Word has reached us that someone said the unthinkable: “You are not special.”
Those are the words made famous last month by a straight-talking English teacher during a commencement speech for graduates of Wellesley High School in Massachusetts.
We believe the speaker wants students to pursue worthy endeavors, rather than live in unearned celebration of self.
“Yes, you’ve been pampered, cosseted, doted upon, helmeted, bubble-wrapped,” said David McCullough Jr., the son of Pulitzer prize-winning historian David McCullough. “Yes, capable adults with other things to do have held [auth] you, kissed you, fed you, wiped your mouth, wiped your bottom, trained you, taught you, tutored you, coached you, listened to you, counseled you, encouraged you, consoled you and encouraged you again. You’ve been nudged, cajoled, wheedled and implored. You’ve been feted and fawned over and called sweetie pie. … But do not get the idea you’re anything special. Because you’re not.”
After his speech, McCullough explained that he wanted to spare teenagers the disservice of sending them into the world with an “inflated sense of themselves.” He wanted them to realize that society will not continue to revolve around them for no particular reason.

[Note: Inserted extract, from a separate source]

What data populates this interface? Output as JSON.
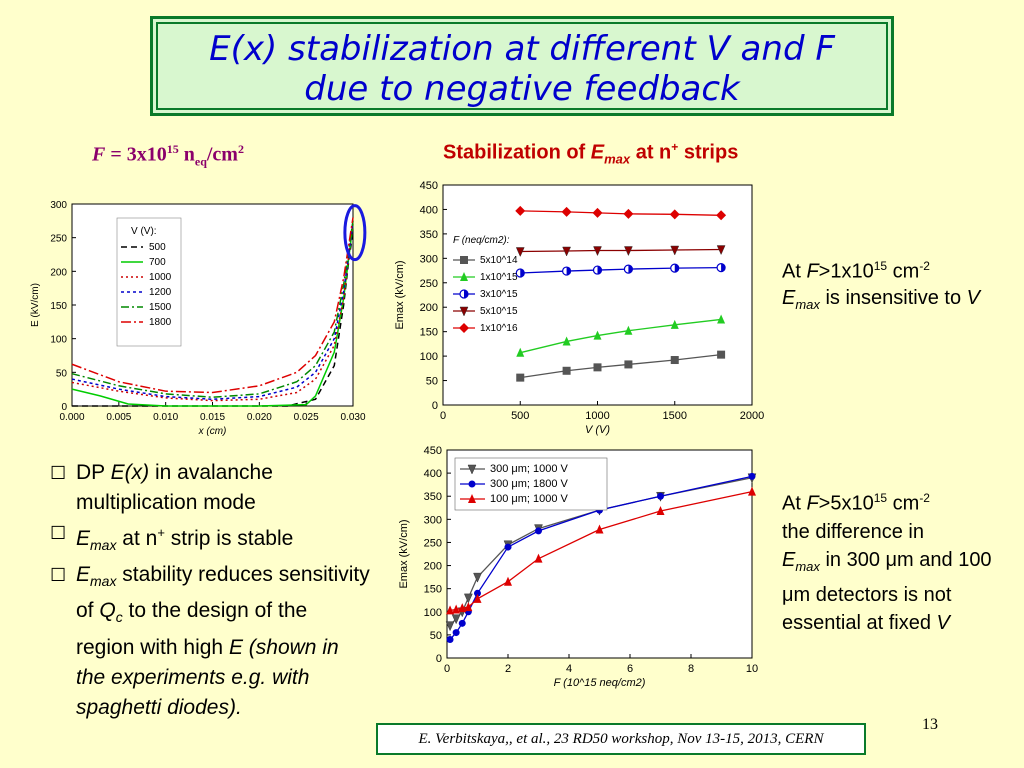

Teenagers used to help with family businesses and farms. It was clear they were subordinate to adults. Today’s adults often come across as servants of children.
In a properly ordered society, we don’t honor and reward the mere existence of young adults. Instead, we honor and reward merit. We reward those who produce more than they consume, maintaining no more than a safety net for able-bodied individuals who consume more than they produce.
Maybe a few successful, educated adults are starting to realize that our entitlement society of make-believe free health care and unearned abundance has crafted a generation of brats. McCullough wasn’t the only speaker to give an edgy commencement speech this spring.
“The fact that you are receiving a diploma from one of America’s finest institutions of higher learning does not mean you are educated,” said Jim Lehrer, a longtime PBS anchor, while addressing graduates of William and Mary College.
Hollywood director Aaron Sorkin wanted graduates of Syracuse University to know they hadn’t accomplished much.
“You’re a group of incredibly well-educated dumb people. I was there. We all were there. You are barely functional,” Sorkin told new graduates.
To God, we are special and equal at the same time. Among fellow mortals, our special status must be based on what we create for the health and welfare of society — the fruits of our lives. In that context, the special among us should be those who produce more than they receive.